Public Enemies
(2009 - Universal)
Directed by Michael Mann
Screenplay by Ronan Bennett and Michael Mann & Ann Biderman
Based on the book "Public Enemies: America's Greatest Crime Wave and the Birth of the FBI, 1933-34" by Bryan Burrough
Produced by Michael Mann, Kevin Misher
Cast: Johnny Depp, Christian Bale, Marion Cotillard, Billy Crudup, Giovanni Ribisi
Latar belakang kisah Public Enemies adalah peristiwa2 dan tokoh2 nyata tahun 1933-1934, era depresi (krisis ekonomi lah), ketika ada 3 perampok bank paling dicari di Amerika: Pretty Boy Floyd, Baby Face Nelson, dan John Dilinger. Karena aksi mereka lintas negara bagian, maka mereka adalah target utama dari FBI (pas baru2 berdiri) yg memang didirikan untuk berwenang di seluruh wilayah Amerika. Di film ini, yg jadi fokus adalah John Dilinger (Johnny Depp). Dilinger bukanlah penjahat yg ditakuti, tapi malah jadi semacam selebritis. Dilinger terkenal "santun" waktu merampok, karena tidak membunuh orang sembarangan dan bersikap gentlemen sama perempuan (walaupun tetep sambil ditodong). Pun dianggap pahlawan karena berani mengambil uang yg notabene "hasil rampokan bank dari rakyat". Dilinger juga bisa dengan santai bergaya hidup flamboyan, terutama di kota Chicago, dimana ia mendapat perlindungan dari mafia sana. Mulai di kota inilah, FBI berusaha menangkap "Public enemy no.1" itu, yg pada perkembangannya membuat pemerintah Amerika mengesahkan FBI sebagai lembaga investigasi yang berfokus pada kriminal tingkat nasional.

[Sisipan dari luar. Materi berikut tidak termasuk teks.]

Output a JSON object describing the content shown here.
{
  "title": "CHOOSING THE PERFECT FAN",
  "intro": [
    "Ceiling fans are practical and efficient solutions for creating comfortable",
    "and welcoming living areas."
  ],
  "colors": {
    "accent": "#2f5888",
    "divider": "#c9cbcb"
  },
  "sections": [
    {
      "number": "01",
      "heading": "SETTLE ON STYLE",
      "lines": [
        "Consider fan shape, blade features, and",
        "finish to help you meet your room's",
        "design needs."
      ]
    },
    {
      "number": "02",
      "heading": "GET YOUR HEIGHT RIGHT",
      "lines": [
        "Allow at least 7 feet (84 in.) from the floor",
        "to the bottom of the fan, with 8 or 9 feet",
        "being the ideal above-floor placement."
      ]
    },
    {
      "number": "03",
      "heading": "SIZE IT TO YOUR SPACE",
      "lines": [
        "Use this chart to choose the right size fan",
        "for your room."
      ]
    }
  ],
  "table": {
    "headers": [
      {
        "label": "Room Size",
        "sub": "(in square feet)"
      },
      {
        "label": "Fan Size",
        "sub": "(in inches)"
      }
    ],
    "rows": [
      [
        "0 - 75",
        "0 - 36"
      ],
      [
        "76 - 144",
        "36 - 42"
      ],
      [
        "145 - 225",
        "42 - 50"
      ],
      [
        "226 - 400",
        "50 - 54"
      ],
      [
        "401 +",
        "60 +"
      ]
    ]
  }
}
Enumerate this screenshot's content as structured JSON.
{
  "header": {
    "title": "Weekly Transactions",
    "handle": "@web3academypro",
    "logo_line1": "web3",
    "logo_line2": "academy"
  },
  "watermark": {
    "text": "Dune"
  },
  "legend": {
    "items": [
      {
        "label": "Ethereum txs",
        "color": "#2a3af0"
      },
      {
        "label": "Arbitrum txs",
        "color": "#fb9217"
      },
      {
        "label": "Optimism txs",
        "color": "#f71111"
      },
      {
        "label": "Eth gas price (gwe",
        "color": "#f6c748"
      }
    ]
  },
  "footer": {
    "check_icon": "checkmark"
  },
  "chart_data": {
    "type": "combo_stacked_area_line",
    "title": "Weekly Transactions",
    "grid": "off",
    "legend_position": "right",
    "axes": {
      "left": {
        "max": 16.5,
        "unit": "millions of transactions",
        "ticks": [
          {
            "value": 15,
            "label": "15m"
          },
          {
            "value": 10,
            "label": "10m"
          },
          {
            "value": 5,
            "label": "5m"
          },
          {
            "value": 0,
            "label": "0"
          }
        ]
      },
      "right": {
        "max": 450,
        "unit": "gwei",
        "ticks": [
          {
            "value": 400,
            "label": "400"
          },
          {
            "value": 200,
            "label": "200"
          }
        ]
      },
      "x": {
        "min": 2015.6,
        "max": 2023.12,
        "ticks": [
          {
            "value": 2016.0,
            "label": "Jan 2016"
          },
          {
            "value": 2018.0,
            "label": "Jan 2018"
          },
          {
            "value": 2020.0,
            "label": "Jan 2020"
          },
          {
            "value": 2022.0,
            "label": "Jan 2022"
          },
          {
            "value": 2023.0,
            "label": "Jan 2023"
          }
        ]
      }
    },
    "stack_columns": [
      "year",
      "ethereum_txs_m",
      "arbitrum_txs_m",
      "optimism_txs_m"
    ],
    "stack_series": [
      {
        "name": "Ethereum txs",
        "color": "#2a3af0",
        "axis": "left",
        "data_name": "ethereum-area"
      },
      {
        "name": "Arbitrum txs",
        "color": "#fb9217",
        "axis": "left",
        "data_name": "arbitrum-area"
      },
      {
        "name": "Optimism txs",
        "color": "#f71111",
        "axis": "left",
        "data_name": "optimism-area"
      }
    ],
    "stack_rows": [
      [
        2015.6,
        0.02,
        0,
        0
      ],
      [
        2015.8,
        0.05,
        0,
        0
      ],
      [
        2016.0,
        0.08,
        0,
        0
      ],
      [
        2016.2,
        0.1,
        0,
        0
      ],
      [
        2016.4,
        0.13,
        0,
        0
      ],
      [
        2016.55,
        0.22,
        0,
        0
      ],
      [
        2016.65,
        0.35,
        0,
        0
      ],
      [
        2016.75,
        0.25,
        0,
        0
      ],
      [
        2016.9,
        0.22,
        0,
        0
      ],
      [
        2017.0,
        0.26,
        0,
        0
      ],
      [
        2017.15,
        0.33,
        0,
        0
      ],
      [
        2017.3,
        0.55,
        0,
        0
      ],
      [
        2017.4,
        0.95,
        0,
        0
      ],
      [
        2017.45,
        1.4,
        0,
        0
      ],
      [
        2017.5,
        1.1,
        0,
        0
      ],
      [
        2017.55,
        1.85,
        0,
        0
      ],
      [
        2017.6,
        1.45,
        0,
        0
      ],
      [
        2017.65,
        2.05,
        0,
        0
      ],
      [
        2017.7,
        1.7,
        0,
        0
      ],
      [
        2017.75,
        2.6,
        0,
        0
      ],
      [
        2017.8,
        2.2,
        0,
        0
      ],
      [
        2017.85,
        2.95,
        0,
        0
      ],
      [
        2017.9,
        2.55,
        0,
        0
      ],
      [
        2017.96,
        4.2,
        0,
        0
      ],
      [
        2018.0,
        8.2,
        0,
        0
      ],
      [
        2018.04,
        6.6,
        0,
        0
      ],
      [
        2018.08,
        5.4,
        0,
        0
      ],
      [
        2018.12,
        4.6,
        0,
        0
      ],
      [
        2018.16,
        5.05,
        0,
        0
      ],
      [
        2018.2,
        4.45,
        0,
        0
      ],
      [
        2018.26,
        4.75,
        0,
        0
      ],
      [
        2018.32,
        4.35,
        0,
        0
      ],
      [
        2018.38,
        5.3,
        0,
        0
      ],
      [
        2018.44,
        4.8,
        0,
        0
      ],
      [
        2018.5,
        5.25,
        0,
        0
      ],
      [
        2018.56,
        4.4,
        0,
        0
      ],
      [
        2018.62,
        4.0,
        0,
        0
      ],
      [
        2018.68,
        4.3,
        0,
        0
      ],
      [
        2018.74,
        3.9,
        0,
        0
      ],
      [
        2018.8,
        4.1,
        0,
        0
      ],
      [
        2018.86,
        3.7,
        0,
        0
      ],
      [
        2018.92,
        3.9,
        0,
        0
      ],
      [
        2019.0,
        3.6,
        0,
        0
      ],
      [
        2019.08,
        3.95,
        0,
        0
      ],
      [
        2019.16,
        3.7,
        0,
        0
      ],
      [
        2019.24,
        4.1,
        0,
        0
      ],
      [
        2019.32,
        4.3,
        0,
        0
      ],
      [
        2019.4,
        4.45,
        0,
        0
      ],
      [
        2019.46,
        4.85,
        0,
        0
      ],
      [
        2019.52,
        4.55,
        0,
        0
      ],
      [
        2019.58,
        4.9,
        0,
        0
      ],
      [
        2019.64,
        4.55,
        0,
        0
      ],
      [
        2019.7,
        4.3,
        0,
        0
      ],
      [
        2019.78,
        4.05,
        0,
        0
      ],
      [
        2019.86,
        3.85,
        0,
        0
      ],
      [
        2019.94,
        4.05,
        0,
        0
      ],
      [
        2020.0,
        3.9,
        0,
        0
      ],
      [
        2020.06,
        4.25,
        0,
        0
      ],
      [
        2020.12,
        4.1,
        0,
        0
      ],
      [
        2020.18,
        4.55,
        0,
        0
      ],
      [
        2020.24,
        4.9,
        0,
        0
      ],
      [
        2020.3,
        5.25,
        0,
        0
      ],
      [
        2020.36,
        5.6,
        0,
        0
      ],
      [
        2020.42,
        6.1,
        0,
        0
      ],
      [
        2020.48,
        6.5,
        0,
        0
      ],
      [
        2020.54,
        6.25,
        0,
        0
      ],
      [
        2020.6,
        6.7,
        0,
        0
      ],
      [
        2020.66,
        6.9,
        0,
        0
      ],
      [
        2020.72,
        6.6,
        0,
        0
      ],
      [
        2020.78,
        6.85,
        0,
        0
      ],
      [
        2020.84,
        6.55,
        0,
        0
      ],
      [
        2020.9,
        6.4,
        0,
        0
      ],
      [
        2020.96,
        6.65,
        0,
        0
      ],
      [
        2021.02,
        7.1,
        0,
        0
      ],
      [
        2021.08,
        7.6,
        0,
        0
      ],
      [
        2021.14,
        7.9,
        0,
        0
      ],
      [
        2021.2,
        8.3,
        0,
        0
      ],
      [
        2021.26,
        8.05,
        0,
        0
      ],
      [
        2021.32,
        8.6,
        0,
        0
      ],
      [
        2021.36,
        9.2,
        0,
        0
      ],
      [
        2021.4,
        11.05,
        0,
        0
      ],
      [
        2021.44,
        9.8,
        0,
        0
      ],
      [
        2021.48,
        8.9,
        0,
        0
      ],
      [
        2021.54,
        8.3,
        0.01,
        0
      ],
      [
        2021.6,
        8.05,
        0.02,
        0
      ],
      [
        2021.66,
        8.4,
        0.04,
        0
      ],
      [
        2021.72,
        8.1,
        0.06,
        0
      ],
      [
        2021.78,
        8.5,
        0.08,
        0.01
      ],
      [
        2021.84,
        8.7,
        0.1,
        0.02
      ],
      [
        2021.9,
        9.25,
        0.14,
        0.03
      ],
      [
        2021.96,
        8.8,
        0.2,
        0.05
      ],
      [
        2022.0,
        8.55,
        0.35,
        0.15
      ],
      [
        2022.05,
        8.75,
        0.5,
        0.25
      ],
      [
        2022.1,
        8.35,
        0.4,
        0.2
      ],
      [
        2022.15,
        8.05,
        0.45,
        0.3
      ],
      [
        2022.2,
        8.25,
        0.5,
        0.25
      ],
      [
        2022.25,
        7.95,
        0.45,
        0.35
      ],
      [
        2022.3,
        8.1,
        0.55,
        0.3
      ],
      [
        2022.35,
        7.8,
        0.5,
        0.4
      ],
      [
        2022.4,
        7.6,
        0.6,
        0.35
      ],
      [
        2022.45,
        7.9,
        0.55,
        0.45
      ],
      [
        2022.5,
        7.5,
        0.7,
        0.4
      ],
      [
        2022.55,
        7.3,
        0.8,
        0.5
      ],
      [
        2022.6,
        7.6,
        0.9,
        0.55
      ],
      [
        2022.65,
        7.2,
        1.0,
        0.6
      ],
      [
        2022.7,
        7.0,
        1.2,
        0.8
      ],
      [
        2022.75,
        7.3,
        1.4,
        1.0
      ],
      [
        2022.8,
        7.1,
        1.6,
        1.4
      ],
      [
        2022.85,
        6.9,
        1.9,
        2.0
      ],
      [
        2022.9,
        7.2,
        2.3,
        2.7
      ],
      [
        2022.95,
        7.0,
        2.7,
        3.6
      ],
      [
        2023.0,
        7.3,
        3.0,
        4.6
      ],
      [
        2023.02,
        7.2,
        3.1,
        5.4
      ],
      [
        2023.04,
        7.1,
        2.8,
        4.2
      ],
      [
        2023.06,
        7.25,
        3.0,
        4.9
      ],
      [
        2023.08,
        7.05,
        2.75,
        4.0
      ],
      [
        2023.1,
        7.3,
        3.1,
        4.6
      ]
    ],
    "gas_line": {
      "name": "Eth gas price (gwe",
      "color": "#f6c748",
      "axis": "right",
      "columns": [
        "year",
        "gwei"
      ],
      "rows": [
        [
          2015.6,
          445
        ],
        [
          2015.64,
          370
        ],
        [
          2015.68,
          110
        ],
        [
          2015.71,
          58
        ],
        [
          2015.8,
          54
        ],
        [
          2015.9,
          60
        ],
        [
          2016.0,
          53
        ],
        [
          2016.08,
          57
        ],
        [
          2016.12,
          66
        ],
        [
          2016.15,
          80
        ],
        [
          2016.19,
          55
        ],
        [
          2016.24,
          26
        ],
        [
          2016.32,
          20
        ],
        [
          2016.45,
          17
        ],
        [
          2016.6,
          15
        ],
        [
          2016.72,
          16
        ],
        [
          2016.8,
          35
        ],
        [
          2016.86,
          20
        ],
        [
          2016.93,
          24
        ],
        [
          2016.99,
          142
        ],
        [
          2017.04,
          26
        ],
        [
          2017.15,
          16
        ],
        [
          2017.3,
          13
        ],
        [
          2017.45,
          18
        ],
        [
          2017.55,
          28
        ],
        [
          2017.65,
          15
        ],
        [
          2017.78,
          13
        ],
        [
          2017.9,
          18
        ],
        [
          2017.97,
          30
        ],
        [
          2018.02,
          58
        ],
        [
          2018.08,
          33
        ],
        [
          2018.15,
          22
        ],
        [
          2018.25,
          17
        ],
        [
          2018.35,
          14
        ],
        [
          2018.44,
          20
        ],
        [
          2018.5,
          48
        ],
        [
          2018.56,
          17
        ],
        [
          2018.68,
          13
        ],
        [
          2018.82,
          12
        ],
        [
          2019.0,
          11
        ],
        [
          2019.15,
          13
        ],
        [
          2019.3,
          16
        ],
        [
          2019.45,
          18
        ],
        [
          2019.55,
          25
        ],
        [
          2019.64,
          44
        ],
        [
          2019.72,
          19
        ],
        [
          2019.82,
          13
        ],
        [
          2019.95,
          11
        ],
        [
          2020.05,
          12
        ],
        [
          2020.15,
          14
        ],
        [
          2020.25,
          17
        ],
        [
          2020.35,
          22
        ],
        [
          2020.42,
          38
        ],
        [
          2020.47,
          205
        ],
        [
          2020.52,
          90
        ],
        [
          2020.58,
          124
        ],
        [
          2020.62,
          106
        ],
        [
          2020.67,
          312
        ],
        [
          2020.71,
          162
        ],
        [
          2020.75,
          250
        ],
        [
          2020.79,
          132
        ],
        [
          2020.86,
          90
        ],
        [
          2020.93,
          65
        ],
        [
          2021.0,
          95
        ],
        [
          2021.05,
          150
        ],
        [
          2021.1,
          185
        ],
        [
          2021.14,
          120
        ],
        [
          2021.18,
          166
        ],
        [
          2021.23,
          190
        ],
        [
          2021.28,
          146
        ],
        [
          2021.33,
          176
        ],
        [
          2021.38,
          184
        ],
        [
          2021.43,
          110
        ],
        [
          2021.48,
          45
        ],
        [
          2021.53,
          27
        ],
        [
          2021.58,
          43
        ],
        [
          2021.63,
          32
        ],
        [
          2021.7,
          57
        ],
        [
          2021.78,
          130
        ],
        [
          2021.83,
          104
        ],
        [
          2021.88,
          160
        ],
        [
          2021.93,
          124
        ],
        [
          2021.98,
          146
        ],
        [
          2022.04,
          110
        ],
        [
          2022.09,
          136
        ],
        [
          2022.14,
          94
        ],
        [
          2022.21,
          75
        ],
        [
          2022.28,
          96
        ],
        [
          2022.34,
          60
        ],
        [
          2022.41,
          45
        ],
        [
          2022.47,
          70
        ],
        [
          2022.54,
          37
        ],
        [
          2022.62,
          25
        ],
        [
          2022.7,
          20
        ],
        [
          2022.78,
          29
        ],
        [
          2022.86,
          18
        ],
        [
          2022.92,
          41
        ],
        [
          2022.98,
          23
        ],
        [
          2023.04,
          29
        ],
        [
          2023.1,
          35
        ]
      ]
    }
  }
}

Inti film ini sich soal sebuah tim khusus FBI pimpinan Melvin Purvis (Christian Bale) ingin menangkap Dilinger, sebuah pekerjaan yg amat sangat sulit --yg digambarkan dengan bagus sekali, mengingat jaman dulu alat komunikasi canggih blum ada, boro2 kamera CCTV atau alat penyadap, jadinya susah untuk menelusuri jejak kriminal sekelas Dilinger. Tampang si buron pun palingan cuman muncul di koran atau bioskop (dengan tulisan "wanted") yang belum tentu diinget orang. Dengan itu sebagai intinya, film ini dilumuri hingga meresap *ayam bakar kali* dengan beberapa hilite hidup Dilinger: hubungan spesial Dilinger dengan Billie Frechette (Marion Cotillard), sempat ditangkap yg malah membuatnya semakin terkenal, kemudian kabur lagi, mau ngerampok lagi tapi atas tekanan mafia musti kerja bareng si "heboh" Baby Face Nelson (Stephen Graham) yg berakhir kacau, lalu menyingkir dan bertahan dengan teman2 terakhirnya, dan akhirnya ditembak mati sehabis nonton bioskop (no spoiler here, it's history). Cukup panjang dan bertele-tele, tapi disinilah kemampuan sang sutradata diuji.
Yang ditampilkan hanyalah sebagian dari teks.